[BA] Art History and Criticism
[Minor] Human Rights and Humanitarian Affairs
In Deferred American Dream, I explore my parents’ hopes and realities in pursuing an American Dream that began in the 1990s and remains unfulfilled to this day. Using family photographs, personal objects, and constructed or manipulated materials, I reference what feels like the never-ending pursuit of a near future that escapes the current reality of dangerous labor or threats of violence.

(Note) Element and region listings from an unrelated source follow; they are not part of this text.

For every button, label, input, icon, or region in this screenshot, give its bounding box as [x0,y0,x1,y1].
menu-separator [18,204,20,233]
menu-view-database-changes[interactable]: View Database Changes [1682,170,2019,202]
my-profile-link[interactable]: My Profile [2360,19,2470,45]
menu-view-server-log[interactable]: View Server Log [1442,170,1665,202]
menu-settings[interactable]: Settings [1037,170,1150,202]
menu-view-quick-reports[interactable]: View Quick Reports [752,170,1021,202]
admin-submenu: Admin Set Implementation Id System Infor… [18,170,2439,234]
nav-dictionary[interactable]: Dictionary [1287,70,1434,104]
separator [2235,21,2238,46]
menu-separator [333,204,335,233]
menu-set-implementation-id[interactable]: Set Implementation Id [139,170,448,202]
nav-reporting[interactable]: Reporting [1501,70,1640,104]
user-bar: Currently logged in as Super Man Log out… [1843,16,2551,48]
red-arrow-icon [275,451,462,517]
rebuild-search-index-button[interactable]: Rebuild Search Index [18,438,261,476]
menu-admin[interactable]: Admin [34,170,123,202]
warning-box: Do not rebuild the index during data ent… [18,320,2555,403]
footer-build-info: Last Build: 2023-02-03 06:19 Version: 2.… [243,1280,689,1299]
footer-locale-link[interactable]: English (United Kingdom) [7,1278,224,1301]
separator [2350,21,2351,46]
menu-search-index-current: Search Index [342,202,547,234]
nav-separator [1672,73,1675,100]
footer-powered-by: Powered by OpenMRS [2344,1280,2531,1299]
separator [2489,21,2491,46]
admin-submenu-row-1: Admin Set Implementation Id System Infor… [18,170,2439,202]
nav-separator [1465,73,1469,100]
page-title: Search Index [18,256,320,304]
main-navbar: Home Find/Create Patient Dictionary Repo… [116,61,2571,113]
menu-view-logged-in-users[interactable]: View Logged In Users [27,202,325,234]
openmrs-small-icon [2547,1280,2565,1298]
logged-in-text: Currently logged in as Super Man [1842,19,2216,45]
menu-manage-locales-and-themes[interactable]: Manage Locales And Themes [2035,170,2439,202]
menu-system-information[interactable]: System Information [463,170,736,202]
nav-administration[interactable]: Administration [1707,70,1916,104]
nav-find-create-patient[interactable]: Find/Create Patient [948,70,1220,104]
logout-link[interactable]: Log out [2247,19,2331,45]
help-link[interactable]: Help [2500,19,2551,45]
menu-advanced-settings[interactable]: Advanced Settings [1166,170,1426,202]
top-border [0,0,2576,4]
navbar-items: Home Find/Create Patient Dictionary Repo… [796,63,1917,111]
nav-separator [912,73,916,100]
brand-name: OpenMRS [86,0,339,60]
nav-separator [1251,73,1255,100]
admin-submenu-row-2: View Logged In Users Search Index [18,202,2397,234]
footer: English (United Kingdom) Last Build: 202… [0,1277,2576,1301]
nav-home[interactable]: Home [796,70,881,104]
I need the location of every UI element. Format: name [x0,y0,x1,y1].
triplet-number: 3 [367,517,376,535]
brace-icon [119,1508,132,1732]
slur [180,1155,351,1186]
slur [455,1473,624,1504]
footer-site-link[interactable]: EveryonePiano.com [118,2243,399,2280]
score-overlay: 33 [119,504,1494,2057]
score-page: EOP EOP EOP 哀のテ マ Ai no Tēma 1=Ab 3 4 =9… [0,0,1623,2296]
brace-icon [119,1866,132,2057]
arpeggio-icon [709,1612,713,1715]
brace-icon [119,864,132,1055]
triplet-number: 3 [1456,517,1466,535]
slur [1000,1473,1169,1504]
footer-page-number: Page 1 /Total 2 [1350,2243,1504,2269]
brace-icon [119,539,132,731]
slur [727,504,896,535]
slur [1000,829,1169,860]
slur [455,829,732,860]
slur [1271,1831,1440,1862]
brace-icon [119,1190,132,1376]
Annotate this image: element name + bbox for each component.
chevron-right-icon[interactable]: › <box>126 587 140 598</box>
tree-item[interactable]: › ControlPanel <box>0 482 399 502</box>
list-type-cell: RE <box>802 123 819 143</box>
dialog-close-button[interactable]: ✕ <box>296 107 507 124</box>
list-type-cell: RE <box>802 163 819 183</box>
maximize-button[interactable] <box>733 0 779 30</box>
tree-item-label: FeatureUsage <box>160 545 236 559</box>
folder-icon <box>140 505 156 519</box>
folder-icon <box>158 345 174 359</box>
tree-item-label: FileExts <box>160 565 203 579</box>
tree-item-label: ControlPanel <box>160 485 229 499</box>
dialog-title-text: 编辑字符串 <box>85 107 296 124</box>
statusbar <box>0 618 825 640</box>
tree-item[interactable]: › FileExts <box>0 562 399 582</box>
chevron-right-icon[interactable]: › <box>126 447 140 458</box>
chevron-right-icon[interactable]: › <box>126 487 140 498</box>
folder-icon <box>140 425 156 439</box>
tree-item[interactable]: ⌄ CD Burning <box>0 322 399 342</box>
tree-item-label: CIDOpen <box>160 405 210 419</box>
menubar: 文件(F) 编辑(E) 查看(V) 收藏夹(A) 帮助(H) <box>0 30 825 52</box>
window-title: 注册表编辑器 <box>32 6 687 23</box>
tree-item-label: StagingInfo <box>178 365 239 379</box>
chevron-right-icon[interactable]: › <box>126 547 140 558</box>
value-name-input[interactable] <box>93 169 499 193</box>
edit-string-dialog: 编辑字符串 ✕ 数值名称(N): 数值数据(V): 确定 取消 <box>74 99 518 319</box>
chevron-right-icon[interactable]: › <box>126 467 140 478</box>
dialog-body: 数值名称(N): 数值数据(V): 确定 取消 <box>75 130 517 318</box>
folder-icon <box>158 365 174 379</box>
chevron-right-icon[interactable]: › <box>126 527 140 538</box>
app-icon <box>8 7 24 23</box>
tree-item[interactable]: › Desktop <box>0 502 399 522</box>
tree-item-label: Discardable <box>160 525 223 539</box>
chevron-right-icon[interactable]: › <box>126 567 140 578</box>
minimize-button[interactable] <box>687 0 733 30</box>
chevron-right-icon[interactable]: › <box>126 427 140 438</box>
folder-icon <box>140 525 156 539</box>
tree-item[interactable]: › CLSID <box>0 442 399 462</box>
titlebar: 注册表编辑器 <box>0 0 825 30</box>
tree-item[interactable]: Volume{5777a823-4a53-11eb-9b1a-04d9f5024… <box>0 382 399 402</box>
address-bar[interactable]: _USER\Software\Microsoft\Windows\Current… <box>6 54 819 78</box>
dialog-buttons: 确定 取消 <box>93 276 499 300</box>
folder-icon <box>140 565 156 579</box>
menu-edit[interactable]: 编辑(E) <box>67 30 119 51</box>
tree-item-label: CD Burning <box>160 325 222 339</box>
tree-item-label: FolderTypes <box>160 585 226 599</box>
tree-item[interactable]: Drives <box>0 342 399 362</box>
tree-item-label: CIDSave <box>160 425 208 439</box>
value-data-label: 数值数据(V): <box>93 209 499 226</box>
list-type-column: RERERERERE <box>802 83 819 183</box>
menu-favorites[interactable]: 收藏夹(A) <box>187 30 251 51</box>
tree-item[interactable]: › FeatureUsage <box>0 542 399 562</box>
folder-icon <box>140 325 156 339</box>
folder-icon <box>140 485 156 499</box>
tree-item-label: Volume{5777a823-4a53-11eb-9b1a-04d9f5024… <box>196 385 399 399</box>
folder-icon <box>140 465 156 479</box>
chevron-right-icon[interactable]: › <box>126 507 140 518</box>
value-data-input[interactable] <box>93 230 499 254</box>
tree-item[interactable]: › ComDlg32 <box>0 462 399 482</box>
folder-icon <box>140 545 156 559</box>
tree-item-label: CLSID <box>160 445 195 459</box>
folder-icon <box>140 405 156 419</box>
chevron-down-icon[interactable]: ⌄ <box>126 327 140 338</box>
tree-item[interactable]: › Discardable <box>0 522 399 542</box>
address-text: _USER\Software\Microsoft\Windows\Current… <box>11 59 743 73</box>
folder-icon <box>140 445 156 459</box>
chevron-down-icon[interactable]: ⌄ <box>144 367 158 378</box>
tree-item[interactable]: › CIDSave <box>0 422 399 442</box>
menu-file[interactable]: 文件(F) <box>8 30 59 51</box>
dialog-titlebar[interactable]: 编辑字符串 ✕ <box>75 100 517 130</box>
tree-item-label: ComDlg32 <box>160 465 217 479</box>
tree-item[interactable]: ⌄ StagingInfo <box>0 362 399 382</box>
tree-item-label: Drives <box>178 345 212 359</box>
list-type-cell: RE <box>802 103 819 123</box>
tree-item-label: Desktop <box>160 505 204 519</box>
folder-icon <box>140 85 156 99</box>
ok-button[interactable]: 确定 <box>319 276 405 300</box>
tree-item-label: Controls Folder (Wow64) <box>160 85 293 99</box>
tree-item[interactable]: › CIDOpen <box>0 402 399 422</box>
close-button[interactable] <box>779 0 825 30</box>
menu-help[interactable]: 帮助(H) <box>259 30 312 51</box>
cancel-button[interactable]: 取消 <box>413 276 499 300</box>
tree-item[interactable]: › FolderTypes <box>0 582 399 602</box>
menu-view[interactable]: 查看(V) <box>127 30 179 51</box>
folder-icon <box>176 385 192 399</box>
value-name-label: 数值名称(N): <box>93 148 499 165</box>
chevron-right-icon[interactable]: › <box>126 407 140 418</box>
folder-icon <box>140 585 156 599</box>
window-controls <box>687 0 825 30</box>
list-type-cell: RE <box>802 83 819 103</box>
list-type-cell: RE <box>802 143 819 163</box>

Over the years of traveling to Mexico to visit my parents, I have realized the complexity of being divided between two countries––both for myself and them. As a child, my dad’s phrase was, “When we all move back to Mexico…” in high school it was “When you come visit us this Christmas…” and now it is “When we are finally able to move back to the U.S. with you…” Who moves and where to change in each phrase––what stays consistent is their future tense.
The performance of building a home is central to my parents’ American Dream. When they lived in the U.S., their aspiration for a better future here was limited because of their immigration status. They ceaselessly worked in meat-packing plants in Nebraska to build their ideal home in Guerrero, Mexico. For my family, as for many immigrant families, the concept of home and the feelings brought by having a home are constantly changing. Home is unfulfilled both in the U.S. and in our home country.
Daniela Chávez is from Grand Island, Nebraska and will graduate from the University of Nebraska-Lincoln with a Bachelor of Arts in Art History and a Bachelor of Fine Arts with an emphasis in Photography in May 2022. Her work has been included in various exhibitions including Togethering at the Houston Center for Photography (2020) and the Albrecht-Kemper Museum of Art’s 2020 Undergraduate Exhibition. Chávez has interned at the Bemis Center for Contemporary Arts in Omaha, and currently works as a Collection Research Intern at the Sheldon Museum of Art in Lincoln.